The Runtime Enforces Limits

Policies and approvals should live in code, not only in prompts.

Results Are Returned in a Way the Agent Can Reason About

The agent needs outputs that make success, failure, and ambiguity visible.

Every Action Has a Verification Path

If the system cannot check whether the action worked, it has not really closed the loop.

Why This Matters for the Next Articles

Once tool use is in place, several later topics become easier to understand.

Memory matters because the agent needs to remember prior actions, results, and unresolved state.

ReAct matters because tool use is one of the clearest cases of a think-act-observe loop.

Guardrails matter because the runtime needs bounded execution, typed outputs, and permission control.

Evaluation matters because a final answer can look good even when the trajectory used the wrong tools, passed weak arguments, or failed to verify success.

So tool use is not just another feature on the list.

It is the point where agent design starts touching reality.

FAQ

Can an agent still be useful without tools?

Yes, but only within narrower limits. A tool-less agent can still explain, brainstorm, summarize, or help structure work. What it cannot do reliably is inspect fresh system state, retrieve protected data, or take external actions.

Is tool use just function calling?

Function calling is one common interface mechanism for tool use, but the larger concept is broader. Tool use includes the whole runtime loop around capability exposure, argument formation, execution, result handling, and continued reasoning.

If every action goes through predefined tools, is the system still an agent?

Yes. Agents do not stop being agents because their action space is bounded. In practice, bounded action spaces are often what make agent behavior usable, auditable, and safe.

Why do tool calls fail even when the model picked the right tool?

Because the failure often happens at the next layer: missing arguments, invalid values, ambiguous results, unsafe execution, missing permissions, or weak post-action checks.

Should the model supply every tool argument?

No. If the runtime already knows a value or can derive it deterministically, it should usually do that itself. The model should be responsible mainly for the parts that actually require interpretation or choice.

How many tools should an agent have at once?

There is no universal number, but smaller and clearer tool sets are generally easier for the model to use well. Too many overlapping tools increase confusion and misfires.

Where should permissions and approvals live?

In the runtime layer, not only in the prompt. Prompts can express intent, but policy enforcement has to happen in code and system controls.

Are tool results always trustworthy?

No.
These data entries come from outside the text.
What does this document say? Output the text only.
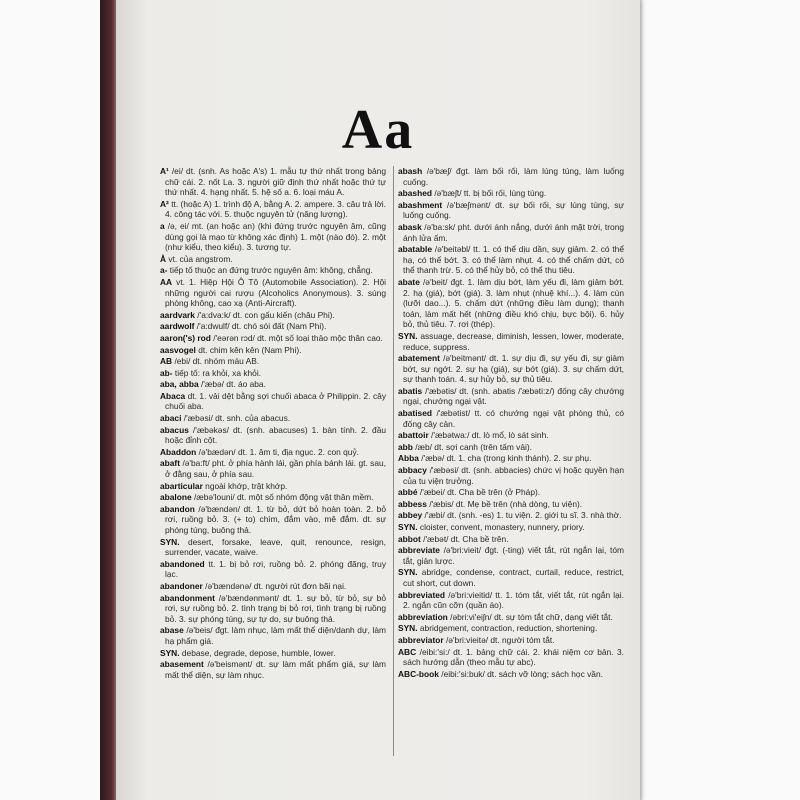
Aa
A¹ /ei/ dt. (snh. As hoặc A's) 1. mẫu tự thứ nhất trong bảng chữ cái. 2. nốt La. 3. người giữ định thứ nhất hoặc thứ tự thứ nhất. 4. hạng nhất. 5. hệ số a. 6. loại máu A.
A² tt. (hoặc A) 1. trình độ A, bằng A. 2. ampere. 3. câu trả lời. 4. công tác với. 5. thuộc nguyên tử (năng lượng).
a /ə, ei/ mt. (an hoặc an) (khi đứng trước nguyên âm, cũng dùng gọi là mạo từ không xác định) 1. một (nào đó). 2. một (như kiểu, theo kiểu). 3. tương tự.
Å vt. của angstrom.
a- tiếp tố thuộc an đứng trước nguyên âm: không, chẳng.
AA vt. 1. Hiệp Hội Ô Tô (Automobile Association). 2. Hội những người cai rượu (Alcoholics Anonymous). 3. súng phòng không, cao xạ (Anti-Aircraft).
aardvark /'a:dva:k/ dt. con gấu kiến (châu Phi).
aardwolf /'a:dwulf/ dt. chó sói đất (Nam Phi).
aaron('s) rod /'eərən rɔd/ dt. một số loại thảo mộc thân cao.
aasvogel dt. chim kên kên (Nam Phi).
AB /ebi/ dt. nhóm máu AB.
ab- tiếp tố: ra khỏi, xa khỏi.
aba, abba /'æbə/ dt. áo aba.
Abaca dt. 1. vải dệt bằng sợi chuối abaca ở Philippin. 2. cây chuối aba.
abaci /'æbəsi/ dt. snh. của abacus.
abacus /'æbəkəs/ dt. (snh. abacuses) 1. bàn tính. 2. đầu hoặc đỉnh cột.
Abaddon /ə'bædən/ dt. 1. âm ti, địa ngục. 2. con quỷ.
abaft /ə'ba:ft/ pht. ở phía hành lái, gần phía bánh lái. gt. sau, ở đằng sau, ở phía sau.
abarticular ngoài khớp, trật khớp.
abalone /æbə'louni/ dt. một số nhóm động vật thân mềm.
abandon /ə'bændən/ dt. 1. từ bỏ, dứt bỏ hoàn toàn. 2. bỏ rơi, ruồng bỏ. 3. (+ to) chìm, đắm vào, mê đắm. dt. sự phóng túng, buông thả.
SYN. desert, forsake, leave, quit, renounce, resign, surrender, vacate, waive.
abandoned tt. 1. bị bỏ rơi, ruồng bỏ. 2. phóng đãng, truy lạc.
abandoner /ə'bændənə/ dt. người rút đơn bãi nại.
abandonment /ə'bændənmənt/ dt. 1. sự bỏ, từ bỏ, sự bỏ rơi, sự ruồng bỏ. 2. tình trạng bị bỏ rơi, tình trạng bị ruồng bỏ. 3. sự phóng túng, sự tự do, sự buông thả.
abase /ə'beis/ đgt. làm nhục, làm mất thể diện/danh dự, làm hạ phẩm giá.
SYN. debase, degrade, depose, humble, lower.
abasement /ə'beismənt/ dt. sự làm mất phẩm giá, sự làm mất thể diện, sự làm nhục.
abash /ə'bæʃ/ đgt. làm bối rối, làm lúng túng, làm luống cuống.
abashed /ə'bæʃt/ tt. bị bối rối, lúng túng.
abashment /ə'bæʃmənt/ dt. sự bối rối, sự lúng túng, sự luống cuống.
abask /ə'ba:sk/ pht. dưới ánh nắng, dưới ánh mặt trời, trong ánh lửa ấm.
abatable /ə'beitəbl/ tt. 1. có thể dịu dần, sụy giảm. 2. có thể hạ, có thể bớt. 3. có thể làm nhụt. 4. có thể chấm dứt, có thể thanh trừ. 5. có thể hủy bỏ, có thể thu tiêu.
abate /ə'beit/ đgt. 1. làm dịu bớt, làm yếu đi, làm giảm bớt. 2. hạ (giá), bớt (giá). 3. làm nhụt (nhuệ khí...). 4. làm cùn (lưỡi dao...). 5. chấm dứt (những điều làm dụng); thanh toán, làm mất hết (những điều khó chịu, bực bội). 6. hủy bỏ, thủ tiêu. 7. rơi (thép).
SYN. assuage, decrease, diminish, lessen, lower, moderate, reduce, suppress.
abatement /ə'beitmənt/ dt. 1. sự dịu đi, sự yếu đi, sự giảm bớt, sự ngớt. 2. sự hạ (giá), sự bớt (giá). 3. sự chấm dứt, sự thanh toán. 4. sự hủy bỏ, sự thủ tiêu.
abatis /'æbətis/ dt. (snh. abatis /'æbəti:z/) đống cây chướng ngại, chướng ngại vật.
abatised /'æbətist/ tt. có chướng ngại vật phòng thủ, có đống cây cản.
abattoir /'æbətwa:/ dt. lò mổ, lò sát sinh.
abb /æb/ dt. sợi canh (trên tấm vải).
Abba /'æbə/ dt. 1. cha (trong kinh thánh). 2. sư phụ.
abbacy /'æbəsi/ dt. (snh. abbacies) chức vị hoặc quyền hạn của tu viện trưởng.
abbé /'æbei/ dt. Cha bề trên (ở Pháp).
abbess /'æbis/ dt. Mẹ bề trên (nhà dòng, tu viện).
abbey /'æbi/ dt. (snh. -es) 1. tu viện. 2. giới tu sĩ. 3. nhà thờ.
SYN. cloister, convent, monastery, nunnery, priory.
abbot /'æbət/ dt. Cha bề trên.
abbreviate /ə'bri:vieit/ đgt. (-ting) viết tắt, rút ngắn lại, tóm tắt, giản lược.
SYN. abridge, condense, contract, curtail, reduce, restrict, cut short, cut down.
abbreviated /ə'bri:vieitid/ tt. 1. tóm tắt, viết tắt, rút ngắn lại. 2. ngắn cũn cỡn (quần áo).
abbreviation /əbri:vi'eiʃn/ dt. sự tóm tắt chữ, dạng viết tắt.
SYN. abridgement, contraction, reduction, shortening.
abbreviator /ə'bri:vieitə/ dt. người tóm tắt.
ABC /eibi:'si:/ dt. 1. bảng chữ cái. 2. khái niệm cơ bản. 3. sách hướng dẫn (theo mẫu tự abc).
ABC-book /eibi:'si:buk/ dt. sách vỡ lòng; sách học vần.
A tool result is new evidence, not guaranteed truth. It may be partial, stale, ambiguous, or operationally incomplete, so the agent still needs to reason about what the result means.

How does tool use connect to memory?

Tool use creates state that may need to persist across steps or sessions: what was queried, what changed, what failed, and what still needs follow-up.

How does tool use connect to evaluation?

A strong evaluation does not only ask whether the final answer looked correct. It asks whether the system chose the right tools, formed good arguments, stayed within bounds, and verified the outcome properly.